- Seal
- Position in HCMC's core
- District 4 Location within Vietnam
- Coordinates: 10°45′42″N 106°42′9″E﻿ / ﻿10.76167°N 106.70250°E
- Country: Vietnam
- Centrally governed city: Ho Chi Minh City
- Seat: 5 Đoàn Như Hài, Ward 13, District 4, Ho Chi Minh City, Vietnam
- Wards: 13 wards

Area
- • Total: 4.18 km^{2} (1.61 sq mi)

Population (2022)
- • Total: 199,329
- • Density: 47,700/km^{2} (124,000/sq mi)

Demographics
- • Main ethnic groups: predominantly Kinh
- Time zone: UTC+07 (ICT)
- Website: quan4.hochiminhcity.gov.vn

= District 4, Ho Chi Minh City =

District 4 (Quận 4, Quận Tư) was the smallest urban district (quận) of Ho Chi Minh City, the largest city in Vietnam. The Saigon Port is located here.

As of 2010, the district had a population of 183,261 and a total area of 4 km^{2}. A number of large apartment buildings have been built over the past decade in District 4 including Rivergate Residence, Millenium, Galaxy 9, and Icon 56.

==Geographical location==
District 4 is a triangular cay, surrounded by rivers and canals. It bordered the city of Thủ Đức to the northeast by Saigon River, District 1 to the northwest by Bến Nghé Channel, and District 7 with District 8 to the south by Tẻ Canal.

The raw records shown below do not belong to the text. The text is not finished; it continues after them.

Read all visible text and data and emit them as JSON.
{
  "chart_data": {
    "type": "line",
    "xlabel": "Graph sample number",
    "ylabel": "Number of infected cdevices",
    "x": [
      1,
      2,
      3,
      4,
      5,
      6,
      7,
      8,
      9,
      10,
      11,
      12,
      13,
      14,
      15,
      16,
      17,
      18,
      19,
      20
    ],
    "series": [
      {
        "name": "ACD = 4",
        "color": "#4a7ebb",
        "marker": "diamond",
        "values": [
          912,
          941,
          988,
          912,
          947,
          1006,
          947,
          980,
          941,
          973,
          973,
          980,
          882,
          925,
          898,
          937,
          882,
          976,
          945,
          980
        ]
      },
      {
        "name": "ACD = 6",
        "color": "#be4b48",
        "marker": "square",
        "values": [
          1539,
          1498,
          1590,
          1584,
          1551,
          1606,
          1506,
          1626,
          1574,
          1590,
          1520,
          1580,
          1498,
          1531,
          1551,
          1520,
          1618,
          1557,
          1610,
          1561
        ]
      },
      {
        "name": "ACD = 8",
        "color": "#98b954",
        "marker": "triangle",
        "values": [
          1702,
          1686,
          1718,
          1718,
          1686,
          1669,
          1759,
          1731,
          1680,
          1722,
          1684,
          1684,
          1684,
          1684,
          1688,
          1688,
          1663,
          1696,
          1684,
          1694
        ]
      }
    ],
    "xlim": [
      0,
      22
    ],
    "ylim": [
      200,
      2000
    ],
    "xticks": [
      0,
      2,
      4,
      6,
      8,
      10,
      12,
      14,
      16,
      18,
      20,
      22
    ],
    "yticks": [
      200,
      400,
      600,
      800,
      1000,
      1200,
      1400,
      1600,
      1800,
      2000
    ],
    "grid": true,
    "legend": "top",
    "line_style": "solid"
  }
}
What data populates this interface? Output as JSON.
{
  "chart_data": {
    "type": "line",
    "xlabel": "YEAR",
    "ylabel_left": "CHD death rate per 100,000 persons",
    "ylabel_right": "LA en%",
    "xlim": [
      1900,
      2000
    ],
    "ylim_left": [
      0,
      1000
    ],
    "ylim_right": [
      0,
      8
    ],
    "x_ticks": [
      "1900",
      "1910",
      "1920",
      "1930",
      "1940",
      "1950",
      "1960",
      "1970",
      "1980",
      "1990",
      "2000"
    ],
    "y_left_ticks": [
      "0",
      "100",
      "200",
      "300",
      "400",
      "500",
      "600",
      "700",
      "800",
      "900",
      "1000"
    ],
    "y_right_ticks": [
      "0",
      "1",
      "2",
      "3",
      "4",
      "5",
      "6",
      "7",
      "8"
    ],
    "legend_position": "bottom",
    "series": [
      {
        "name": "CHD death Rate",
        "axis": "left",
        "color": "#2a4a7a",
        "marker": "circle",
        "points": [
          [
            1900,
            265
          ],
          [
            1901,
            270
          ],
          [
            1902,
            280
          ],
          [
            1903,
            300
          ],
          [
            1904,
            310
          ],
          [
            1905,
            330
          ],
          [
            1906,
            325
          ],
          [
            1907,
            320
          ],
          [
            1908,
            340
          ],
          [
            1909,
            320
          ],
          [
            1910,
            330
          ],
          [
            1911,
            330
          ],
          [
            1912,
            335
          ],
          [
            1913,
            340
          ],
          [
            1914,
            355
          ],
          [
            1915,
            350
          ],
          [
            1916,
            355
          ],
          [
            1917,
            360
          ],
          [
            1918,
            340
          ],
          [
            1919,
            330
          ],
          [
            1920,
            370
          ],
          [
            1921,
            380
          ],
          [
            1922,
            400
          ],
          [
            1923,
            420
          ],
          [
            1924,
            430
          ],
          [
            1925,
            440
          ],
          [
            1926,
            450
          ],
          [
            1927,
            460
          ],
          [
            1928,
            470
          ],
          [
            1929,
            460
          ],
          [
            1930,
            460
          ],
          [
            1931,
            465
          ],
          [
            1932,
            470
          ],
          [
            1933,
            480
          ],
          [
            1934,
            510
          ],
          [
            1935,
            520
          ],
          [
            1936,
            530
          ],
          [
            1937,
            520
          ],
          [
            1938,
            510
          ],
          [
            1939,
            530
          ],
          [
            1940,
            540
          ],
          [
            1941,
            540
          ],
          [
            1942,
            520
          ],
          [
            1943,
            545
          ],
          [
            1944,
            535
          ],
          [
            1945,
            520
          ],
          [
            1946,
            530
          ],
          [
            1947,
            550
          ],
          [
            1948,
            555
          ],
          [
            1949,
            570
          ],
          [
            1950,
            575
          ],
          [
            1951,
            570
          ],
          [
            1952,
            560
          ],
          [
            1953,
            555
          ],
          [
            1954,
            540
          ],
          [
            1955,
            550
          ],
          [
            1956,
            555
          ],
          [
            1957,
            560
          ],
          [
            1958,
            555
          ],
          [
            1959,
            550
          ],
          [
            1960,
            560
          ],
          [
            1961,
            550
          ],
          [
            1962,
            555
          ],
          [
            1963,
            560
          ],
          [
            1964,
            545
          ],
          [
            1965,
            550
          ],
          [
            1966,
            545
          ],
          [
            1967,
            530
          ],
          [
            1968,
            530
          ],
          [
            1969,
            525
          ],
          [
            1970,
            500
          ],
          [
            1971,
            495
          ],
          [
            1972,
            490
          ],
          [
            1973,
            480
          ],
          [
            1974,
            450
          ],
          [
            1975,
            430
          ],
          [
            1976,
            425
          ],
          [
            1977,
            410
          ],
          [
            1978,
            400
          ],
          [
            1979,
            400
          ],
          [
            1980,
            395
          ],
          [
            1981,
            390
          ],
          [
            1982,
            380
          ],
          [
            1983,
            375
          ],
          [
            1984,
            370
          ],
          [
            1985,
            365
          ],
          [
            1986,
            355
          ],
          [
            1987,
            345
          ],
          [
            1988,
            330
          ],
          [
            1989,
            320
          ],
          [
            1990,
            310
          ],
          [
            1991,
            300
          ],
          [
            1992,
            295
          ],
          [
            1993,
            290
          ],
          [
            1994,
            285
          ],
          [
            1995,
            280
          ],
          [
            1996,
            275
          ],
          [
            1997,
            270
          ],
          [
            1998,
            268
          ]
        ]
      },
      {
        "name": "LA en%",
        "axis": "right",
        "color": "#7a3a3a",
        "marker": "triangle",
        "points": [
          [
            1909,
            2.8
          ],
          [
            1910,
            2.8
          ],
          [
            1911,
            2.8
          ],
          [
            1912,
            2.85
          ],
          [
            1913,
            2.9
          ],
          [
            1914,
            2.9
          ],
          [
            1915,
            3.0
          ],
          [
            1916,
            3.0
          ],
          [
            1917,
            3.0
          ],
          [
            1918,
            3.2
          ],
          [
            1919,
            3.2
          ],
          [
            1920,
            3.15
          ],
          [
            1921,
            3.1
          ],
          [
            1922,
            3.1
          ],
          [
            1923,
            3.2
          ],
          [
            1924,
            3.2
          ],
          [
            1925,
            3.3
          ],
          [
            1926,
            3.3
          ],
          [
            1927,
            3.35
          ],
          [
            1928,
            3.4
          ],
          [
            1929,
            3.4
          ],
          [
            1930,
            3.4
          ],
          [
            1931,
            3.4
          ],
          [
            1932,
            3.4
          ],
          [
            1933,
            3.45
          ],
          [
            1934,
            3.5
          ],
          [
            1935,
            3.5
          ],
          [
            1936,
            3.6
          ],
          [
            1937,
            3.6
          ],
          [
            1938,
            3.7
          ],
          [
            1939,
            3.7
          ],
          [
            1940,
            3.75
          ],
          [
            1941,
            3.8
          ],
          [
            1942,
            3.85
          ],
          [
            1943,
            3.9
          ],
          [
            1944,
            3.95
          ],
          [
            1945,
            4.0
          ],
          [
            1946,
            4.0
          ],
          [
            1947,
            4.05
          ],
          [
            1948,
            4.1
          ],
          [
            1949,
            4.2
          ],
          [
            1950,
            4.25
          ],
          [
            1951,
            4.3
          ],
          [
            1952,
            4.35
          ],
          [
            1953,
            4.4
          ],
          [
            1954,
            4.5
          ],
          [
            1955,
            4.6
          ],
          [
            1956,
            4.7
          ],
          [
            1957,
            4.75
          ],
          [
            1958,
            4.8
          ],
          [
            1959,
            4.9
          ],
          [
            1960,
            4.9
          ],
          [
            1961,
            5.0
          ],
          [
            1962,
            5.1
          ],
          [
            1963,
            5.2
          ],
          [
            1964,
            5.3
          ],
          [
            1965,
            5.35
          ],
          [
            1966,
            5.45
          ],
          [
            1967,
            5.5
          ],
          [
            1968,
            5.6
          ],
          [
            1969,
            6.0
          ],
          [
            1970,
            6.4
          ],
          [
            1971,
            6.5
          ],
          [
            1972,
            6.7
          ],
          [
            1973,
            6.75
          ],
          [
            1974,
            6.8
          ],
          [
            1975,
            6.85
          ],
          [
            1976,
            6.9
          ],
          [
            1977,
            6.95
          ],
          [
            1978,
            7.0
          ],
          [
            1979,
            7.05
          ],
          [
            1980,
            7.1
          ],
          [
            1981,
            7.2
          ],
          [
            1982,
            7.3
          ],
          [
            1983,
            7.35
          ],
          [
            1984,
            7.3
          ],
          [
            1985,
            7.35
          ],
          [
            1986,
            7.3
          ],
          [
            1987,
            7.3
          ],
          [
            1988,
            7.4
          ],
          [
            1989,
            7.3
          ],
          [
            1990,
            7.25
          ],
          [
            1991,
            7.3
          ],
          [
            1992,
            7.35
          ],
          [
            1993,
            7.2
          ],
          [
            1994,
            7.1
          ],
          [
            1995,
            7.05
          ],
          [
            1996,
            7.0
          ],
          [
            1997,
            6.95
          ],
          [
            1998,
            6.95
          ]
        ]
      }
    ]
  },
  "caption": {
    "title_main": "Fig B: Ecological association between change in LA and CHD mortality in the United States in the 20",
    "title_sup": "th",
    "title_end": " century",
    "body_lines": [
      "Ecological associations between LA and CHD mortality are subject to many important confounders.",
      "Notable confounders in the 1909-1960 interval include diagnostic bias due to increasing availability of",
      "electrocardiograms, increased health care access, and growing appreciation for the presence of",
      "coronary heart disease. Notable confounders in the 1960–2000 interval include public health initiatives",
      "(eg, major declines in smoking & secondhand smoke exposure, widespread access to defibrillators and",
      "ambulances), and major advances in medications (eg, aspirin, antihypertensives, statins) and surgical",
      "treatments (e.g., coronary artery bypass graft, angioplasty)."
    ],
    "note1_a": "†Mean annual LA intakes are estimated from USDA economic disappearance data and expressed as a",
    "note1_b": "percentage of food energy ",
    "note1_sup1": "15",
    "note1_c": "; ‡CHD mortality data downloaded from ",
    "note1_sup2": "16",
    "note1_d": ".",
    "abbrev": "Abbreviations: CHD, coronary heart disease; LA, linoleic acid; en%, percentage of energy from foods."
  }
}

There were 10 wards in District 4.

Before January 11, 1985, the district consisted of five wards:

- Vĩnh Hội Ward (which is now divided into four wards numbered 1–4)
- Lý Nhơn Ward (which is now divided into part of both wards numbered 9 and 8)
- Cây Bàng Ward (which is now divided into two wards, numbered 9 and 10)
- Xóm Chiếu Ward (which is now divided into three wards, numbered 13 and part of 15)
- Khánh Hội Ward (which is now divided into three wards, 16, 18 and part of 15)

On December 9, 2020, Ward 5 was merged into Ward 2 and Ward 12 was merged into Ward 13.

As time went on, these wards split up into between two and four wards each, now giving a total of 10 wards, numbered 1–18. Wards 5, 6, 7, 11, 12, 14, 17 and 18 is no longer exist.